Mortgages and Property

What Is Variable vs Fixed-Rate Mortgage?

A fixed-rate mortgage locks your rate for the entire term (usually 5 years). A variable rate moves with the Bank of Canada's prime rate, potentially saving money when rates fall.

Definition

Canadian mortgages typically come in two main rate types. A fixed-rate mortgage locks your interest rate for the length of the term (most commonly 5 years). Your payment does not change with Bank of Canada rate decisions, providing certainty. A variable-rate mortgage fluctuates with your lender's prime rate, which tracks the Bank of Canada overnight rate. Variable rates often start lower than fixed rates but carry more risk if rates rise.

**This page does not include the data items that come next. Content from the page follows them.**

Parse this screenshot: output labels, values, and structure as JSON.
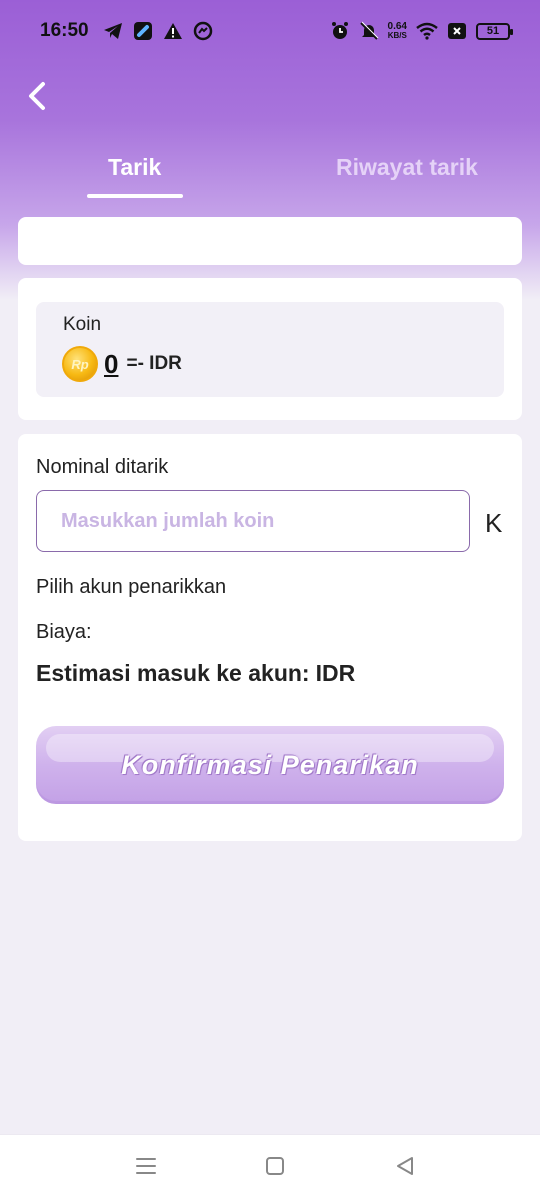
{
  "status_bar": {
    "time": "16:50",
    "net_speed_value": "0.64",
    "net_speed_unit": "KB/S",
    "battery_level": "51"
  },
  "header": {
    "back_icon": "chevron-left-icon"
  },
  "tabs": [
    {
      "label": "Tarik",
      "active": true
    },
    {
      "label": "Riwayat tarik",
      "active": false
    }
  ],
  "coin_card": {
    "label": "Koin",
    "coin_icon_text": "Rp",
    "amount": "0",
    "conversion": "=- IDR"
  },
  "form": {
    "nominal_label": "Nominal ditarik",
    "input_placeholder": "Masukkan jumlah koin",
    "input_value": "",
    "unit": "K",
    "account_label": "Pilih akun penarikkan",
    "fee_label": "Biaya",
    "fee_separator": ":",
    "estimate_label": "Estimasi masuk ke akun:",
    "estimate_currency": "IDR",
    "confirm_label": "Konfirmasi Penarikan"
  },
  "colors": {
    "header_purple": "#9b5fd6",
    "button_purple": "#cfb2ec",
    "input_border": "#8a6aab",
    "coin_gold": "#f7b913"
  },
  "nav_bar": {
    "icons": [
      "menu-icon",
      "home-square-icon",
      "back-triangle-icon"
    ]
  }
}
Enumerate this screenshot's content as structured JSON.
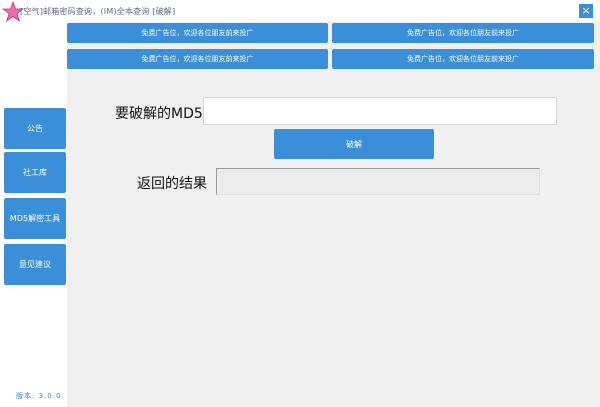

There are two subtypes of variable mortgages: adjustable-rate (your payment changes with prime) and variable-rate (your payment stays the same, but the principal and interest split adjusts). In Canada, the most popular term is the 5-year fixed because it balances rate certainty with reasonable penalty on early exit.

Formula

Fixed payment: M = P x r(1+r)^n / ((1+r)^n - 1). Variable: payment recalculates as prime rate changes.

Example

5-year fixed at 5.2% vs 5-year variable at prime minus 0.5% (prime = 5.45%, so variable = 4.95%). Variable saves $117/month initially on a $500,000 mortgage, but if prime rises 1% the saving disappears.